Can you explain the approach to solving IB maths induction questions?

Proof by maths induction is a type of proof used in mathematical analysis to demonstrate that a certain expression or statement P(n) involving an arbitrary neutral number n is true for all n belonging to N. The most commonly used approach to solving IB maths induction questions is splitting the proof into 4 parts as follows:1. Check that a statement P(n) is true, for example, in the case when n=1 (it does not necessarily have to equal to 1. It depends on the statement, the goal here is to use the first natural number n for which the given expression holds). 2. Assume that P(n) is true for some n=k.

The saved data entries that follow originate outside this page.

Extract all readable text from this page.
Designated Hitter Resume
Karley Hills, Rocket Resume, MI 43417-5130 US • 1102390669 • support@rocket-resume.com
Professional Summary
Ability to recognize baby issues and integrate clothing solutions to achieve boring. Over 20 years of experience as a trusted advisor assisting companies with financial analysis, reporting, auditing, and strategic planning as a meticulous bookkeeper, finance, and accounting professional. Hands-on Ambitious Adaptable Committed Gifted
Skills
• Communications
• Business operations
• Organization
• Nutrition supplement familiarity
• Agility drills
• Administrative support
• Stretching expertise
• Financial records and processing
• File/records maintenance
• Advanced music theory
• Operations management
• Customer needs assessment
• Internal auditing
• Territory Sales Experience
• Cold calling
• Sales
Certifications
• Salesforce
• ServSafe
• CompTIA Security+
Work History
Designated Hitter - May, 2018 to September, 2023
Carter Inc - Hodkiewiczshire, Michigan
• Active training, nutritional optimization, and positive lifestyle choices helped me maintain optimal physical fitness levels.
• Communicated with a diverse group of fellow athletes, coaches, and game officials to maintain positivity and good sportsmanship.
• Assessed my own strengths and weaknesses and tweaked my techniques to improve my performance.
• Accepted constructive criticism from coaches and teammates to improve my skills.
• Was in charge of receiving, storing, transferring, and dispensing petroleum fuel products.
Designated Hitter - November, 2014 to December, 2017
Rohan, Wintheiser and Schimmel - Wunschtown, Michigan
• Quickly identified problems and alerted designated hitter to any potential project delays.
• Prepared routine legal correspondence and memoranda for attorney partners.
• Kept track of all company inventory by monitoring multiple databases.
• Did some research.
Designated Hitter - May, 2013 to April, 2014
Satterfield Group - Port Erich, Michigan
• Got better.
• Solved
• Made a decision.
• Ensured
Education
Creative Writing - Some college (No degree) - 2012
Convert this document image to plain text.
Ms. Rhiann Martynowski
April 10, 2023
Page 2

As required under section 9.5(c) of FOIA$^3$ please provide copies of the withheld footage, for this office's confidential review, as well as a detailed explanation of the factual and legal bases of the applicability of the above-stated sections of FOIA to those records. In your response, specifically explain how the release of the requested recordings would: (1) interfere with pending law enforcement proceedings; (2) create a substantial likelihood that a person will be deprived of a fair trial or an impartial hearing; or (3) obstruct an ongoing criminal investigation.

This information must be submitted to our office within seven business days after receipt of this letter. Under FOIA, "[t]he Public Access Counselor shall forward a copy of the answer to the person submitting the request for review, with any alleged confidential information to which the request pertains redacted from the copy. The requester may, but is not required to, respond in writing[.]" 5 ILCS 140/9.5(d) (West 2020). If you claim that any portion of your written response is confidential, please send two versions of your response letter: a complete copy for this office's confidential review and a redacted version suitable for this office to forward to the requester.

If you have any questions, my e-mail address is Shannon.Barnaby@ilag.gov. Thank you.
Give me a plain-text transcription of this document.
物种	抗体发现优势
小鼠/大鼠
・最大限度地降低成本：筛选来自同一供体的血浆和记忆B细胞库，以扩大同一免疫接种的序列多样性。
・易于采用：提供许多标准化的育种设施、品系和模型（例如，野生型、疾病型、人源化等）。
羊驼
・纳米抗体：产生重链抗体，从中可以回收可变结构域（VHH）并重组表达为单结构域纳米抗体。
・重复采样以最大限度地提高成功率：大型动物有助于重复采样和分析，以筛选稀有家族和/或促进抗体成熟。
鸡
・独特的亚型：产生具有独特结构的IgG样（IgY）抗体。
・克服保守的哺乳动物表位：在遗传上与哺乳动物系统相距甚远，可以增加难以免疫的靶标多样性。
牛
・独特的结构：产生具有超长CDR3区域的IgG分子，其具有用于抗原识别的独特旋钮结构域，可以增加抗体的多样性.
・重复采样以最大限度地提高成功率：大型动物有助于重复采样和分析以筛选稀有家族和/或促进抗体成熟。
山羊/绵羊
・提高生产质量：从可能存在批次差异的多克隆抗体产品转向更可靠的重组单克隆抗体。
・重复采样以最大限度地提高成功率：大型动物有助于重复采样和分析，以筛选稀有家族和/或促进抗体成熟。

Basically, we are assuming here that the statement is true for some arbitrary number k.3. Now we show that it is also true for n=k+1. This is the most complicated step of the 4 - the actual proof. There are many methods that one could use, all of which depend on the expression given. However, in most cases you would want to use some information, obtained from the previous step, where you assumed P(n) to be true for n=k, in order to get to the same expression as for n=k+1. 4. We must know formally conclude that if the statement P(n) is true for n=1 and is also true for n=k+1, assuming true for n=k, then by the principles of mathematical induction the statement P(n) must be true for all n belonging to N.  Let us consider an example. Prove that E(k) = (1/2)n(n+1), where E is the sum of all natural numbers from k=1 to n. 1. Let us check if the statement is true for n=1: P(1)= 1 = (1/2)1(2) = 1. So P(n) is indeed true for the case when n=1.2. Now let is assume that P(n) is true for n=k: then P(k)= (1/2)k(k+1).3. Let us show that P(n) is also true for n=k+1: P(k+1) = E(k+1) = (1/2)(k+1)(k+2). Using the assumption that we made in the previous step we see that the sum of the first k+1 terms can be rewritten as the sum of the first k terms plus the (k+1) term, i.e. E(k=1) = E(k) + (k+1), so (1/2)k(k+1) + (k+1) = (k+1)(1/2k+1) = (1/2)(k+1)(k+2) = E(k+1).4. Therefore, since it is true for n=1, also true for n=k+1 assuming true for n=k, by the principles of mathematical induction the statement E(k) = (1/2)n(n+1) is true for all n that belong to N.